Another point of resistance may be that people in positions of power don’t like being told what to do–whether it’s by a checklist handed down from above, or by a subordinate reminding them that they’ve missed a step. But the point of a checklist isn’t to dictate how important decisions should be made. The point is to offload the simple stuff (“Is this the right patient?”) so people can focus on the nuanced, complicated, attention-absorbing stuff.
- Checklists come in two varieties: DO-CONFIRM and READ-DO, having to do with whether you first check the list or perform the action. DO-CONFIRM lists work best for projects where you want to allow autonomy but still make sure you’ve got everything covered. READ-DO checklists seem more suited to procedures where the order of steps is critical, or emergency situations where people may be comforted by being told exactly what to do.
- Checklists need clearly defined pause points (e.g. before making the first incision) where you stop and actually check things off.
- They must strike a balance between brevity and effectiveness. Leave things off and they may get overlooked. Include too many items and the checklist can be burdensome. On their surgical checklist, for example, Gawande’s team eliminated checks related to fire-prevention (“Are the oxygen lines sealed tightly?”) because surgical fires, while terrible, are exceedingly rare and several different things must be checked. Performing surgery on the wrong patient is rare too, but since this is a quick detail to check, it made the cut. The author admits, “there was nothing particularly scientific or even consistent about the decision-making process” for what gets put on the checklist. But experience can help since…
- Like any designed thing, checklists must be tested in the real world to see if they’re sufficiently clear, simple to follow, and actually helpful. One emergency procedure checklist for airplane pilots includes the line “FLY THE AIRPLANE!”, which probably seemed unnecessary to the writers until testing their checklist under “real” emergency conditions in the flight simulator.
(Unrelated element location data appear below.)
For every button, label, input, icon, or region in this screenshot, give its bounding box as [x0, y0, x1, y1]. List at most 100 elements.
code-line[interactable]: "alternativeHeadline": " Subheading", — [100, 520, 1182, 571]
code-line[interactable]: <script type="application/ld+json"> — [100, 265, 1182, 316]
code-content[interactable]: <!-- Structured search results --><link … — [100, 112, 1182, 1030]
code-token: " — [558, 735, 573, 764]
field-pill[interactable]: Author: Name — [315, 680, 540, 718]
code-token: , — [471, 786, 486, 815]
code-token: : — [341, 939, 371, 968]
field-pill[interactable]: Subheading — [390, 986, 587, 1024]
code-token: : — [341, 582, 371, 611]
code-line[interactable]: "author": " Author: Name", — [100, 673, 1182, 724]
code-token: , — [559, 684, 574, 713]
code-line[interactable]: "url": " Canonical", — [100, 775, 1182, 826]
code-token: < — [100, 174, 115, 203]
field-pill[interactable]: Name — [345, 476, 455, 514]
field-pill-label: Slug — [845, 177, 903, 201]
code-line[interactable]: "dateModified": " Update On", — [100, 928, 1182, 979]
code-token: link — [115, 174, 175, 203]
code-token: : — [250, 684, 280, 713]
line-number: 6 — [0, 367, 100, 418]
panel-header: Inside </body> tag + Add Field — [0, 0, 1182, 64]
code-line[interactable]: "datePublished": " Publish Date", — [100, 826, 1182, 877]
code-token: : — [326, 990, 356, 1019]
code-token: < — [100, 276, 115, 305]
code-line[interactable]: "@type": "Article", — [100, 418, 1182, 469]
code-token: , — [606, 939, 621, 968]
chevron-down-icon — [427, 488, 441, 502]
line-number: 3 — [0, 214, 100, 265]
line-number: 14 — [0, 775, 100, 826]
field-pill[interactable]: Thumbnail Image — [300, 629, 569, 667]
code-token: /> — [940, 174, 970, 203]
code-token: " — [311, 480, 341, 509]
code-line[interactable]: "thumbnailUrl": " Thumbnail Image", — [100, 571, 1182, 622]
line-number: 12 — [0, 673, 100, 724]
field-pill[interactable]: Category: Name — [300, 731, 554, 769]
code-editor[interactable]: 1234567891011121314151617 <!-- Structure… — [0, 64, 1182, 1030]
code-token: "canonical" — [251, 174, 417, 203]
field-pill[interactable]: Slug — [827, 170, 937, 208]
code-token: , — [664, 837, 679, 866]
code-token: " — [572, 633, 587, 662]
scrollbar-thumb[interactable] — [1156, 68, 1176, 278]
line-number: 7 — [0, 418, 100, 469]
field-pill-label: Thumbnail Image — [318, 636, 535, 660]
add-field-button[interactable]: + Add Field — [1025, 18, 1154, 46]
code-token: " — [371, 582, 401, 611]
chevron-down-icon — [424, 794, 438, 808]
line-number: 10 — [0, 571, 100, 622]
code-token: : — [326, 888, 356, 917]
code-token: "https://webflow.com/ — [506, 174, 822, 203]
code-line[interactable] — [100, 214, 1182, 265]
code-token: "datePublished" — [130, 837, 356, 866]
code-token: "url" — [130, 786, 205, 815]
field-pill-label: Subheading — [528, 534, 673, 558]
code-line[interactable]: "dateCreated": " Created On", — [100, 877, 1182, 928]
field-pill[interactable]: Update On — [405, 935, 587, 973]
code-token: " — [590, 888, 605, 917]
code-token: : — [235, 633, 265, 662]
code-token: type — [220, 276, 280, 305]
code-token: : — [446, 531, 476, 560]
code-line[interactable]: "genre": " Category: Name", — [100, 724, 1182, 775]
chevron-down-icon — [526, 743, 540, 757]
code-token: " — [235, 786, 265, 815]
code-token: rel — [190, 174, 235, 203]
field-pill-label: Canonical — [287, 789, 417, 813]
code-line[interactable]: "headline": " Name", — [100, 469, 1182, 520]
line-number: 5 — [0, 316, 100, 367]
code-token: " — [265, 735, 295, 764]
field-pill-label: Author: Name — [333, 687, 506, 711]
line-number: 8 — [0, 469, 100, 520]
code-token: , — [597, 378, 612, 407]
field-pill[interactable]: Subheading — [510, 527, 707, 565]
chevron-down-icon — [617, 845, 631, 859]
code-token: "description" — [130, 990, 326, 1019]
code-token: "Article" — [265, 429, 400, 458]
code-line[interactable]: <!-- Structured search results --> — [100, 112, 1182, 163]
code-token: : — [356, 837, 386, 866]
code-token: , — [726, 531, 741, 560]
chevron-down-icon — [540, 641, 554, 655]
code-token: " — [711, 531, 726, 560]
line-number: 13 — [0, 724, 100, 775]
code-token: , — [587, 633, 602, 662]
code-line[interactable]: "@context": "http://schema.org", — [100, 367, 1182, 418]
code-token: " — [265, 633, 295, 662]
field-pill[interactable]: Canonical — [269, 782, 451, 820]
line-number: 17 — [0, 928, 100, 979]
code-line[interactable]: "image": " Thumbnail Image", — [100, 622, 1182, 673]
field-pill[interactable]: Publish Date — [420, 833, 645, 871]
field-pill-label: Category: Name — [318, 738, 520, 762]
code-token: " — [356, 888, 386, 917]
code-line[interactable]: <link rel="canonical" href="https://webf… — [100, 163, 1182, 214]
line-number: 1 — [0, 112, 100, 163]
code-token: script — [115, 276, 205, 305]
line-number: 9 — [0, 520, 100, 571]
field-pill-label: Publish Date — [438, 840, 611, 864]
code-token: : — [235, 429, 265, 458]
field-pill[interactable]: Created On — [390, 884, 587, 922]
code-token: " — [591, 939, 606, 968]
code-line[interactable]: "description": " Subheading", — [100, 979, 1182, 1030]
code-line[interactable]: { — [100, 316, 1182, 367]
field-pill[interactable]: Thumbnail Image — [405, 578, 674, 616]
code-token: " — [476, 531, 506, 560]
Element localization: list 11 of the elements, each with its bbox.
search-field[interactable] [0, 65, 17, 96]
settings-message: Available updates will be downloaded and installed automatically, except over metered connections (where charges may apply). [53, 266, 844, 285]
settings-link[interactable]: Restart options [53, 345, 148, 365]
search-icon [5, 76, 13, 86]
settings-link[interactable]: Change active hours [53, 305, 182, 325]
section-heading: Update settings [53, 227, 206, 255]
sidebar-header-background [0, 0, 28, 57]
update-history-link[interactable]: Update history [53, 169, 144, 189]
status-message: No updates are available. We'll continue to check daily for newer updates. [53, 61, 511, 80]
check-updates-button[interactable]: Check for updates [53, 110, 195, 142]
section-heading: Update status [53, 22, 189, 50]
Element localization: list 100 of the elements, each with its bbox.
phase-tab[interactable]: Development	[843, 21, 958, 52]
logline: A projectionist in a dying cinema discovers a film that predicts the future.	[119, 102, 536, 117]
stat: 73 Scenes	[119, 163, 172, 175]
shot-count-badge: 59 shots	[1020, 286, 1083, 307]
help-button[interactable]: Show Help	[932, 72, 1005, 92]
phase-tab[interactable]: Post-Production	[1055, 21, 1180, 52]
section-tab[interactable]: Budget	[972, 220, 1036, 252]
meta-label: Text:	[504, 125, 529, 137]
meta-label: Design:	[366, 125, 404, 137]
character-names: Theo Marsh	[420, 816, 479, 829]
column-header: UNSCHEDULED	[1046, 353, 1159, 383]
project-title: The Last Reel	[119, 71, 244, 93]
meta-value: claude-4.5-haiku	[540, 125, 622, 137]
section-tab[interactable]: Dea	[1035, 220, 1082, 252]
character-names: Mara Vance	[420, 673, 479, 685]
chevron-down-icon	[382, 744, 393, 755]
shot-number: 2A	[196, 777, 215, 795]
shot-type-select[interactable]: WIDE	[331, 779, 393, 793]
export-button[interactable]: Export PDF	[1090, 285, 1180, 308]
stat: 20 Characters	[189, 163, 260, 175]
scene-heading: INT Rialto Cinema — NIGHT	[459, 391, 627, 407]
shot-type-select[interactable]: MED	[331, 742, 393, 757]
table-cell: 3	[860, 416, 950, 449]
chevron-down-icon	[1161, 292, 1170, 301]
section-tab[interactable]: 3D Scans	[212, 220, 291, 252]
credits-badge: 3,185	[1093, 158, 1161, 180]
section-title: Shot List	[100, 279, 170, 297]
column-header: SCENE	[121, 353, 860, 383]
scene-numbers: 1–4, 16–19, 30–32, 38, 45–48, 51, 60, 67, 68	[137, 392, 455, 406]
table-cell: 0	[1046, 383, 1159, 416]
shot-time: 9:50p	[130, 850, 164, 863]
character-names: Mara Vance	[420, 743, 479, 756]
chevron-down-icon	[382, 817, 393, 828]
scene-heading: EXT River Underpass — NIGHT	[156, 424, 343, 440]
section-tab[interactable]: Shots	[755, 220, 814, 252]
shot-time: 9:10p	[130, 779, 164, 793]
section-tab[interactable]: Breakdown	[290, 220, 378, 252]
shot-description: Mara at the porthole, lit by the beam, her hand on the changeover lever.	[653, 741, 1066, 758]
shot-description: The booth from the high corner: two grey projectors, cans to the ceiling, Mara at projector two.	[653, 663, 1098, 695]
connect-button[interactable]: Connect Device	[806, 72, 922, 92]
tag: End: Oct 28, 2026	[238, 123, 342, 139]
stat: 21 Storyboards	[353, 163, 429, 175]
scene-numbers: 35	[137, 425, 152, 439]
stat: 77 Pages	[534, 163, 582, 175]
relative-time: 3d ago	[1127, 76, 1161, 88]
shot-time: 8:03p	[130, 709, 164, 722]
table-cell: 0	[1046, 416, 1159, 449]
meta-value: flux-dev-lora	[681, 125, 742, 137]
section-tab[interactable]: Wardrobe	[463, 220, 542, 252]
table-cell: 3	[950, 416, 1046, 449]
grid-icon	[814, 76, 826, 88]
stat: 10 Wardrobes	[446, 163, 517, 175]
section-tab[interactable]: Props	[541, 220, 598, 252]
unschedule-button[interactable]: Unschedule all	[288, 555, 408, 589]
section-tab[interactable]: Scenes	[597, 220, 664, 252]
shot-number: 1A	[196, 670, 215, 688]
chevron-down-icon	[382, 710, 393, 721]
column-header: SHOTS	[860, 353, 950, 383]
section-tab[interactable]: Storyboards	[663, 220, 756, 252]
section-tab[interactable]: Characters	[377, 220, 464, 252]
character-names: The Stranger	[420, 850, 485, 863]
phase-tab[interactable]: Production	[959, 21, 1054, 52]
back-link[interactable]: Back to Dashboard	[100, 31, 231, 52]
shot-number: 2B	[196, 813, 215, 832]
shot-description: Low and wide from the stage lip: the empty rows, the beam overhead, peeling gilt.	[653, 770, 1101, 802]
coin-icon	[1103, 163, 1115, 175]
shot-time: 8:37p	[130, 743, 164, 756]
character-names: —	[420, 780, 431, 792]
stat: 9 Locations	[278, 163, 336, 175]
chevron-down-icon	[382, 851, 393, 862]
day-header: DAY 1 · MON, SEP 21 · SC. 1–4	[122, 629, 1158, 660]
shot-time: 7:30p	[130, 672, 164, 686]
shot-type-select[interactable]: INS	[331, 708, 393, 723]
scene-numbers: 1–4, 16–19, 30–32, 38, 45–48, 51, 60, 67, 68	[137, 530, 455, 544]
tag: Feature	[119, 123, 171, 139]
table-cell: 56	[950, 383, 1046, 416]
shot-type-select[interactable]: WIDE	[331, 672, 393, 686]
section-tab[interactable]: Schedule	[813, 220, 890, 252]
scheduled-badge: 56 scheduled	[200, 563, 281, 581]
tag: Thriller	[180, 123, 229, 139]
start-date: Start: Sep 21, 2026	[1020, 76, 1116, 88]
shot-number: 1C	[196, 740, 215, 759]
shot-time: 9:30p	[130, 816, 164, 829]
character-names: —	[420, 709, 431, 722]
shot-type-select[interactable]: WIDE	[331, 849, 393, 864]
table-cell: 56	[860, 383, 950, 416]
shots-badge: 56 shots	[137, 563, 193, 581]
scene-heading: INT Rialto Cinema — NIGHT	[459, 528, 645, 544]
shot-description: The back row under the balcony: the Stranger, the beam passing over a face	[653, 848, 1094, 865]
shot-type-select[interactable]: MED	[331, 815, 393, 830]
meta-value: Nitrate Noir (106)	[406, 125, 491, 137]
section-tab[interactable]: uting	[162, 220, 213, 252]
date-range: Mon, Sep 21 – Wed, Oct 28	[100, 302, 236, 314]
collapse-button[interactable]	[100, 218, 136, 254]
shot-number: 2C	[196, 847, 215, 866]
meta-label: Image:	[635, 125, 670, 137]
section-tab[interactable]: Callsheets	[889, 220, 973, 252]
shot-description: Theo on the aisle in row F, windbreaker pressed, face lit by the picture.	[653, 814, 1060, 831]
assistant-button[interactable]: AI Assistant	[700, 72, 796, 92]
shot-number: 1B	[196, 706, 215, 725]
On a final note, one of the most interesting items on the WHO’s surgical checklist is for everyone involved in the operation to introduce themselves by stating their name and job. I’d never have considered this important, but studies show a correlation between the success of operations and whether or not those involved knew each other’s names. On some level this is to be expected: when every second counts, “John, hand me the defibrillator” is going to produce less confusion and a swifter response than “Hey you, hand me the defibrillator.” But less directly, knowing each other’s names creates an atmosphere of teamwork, and the increased collegiality makes people less hesitant to speak up when something seems not quite right.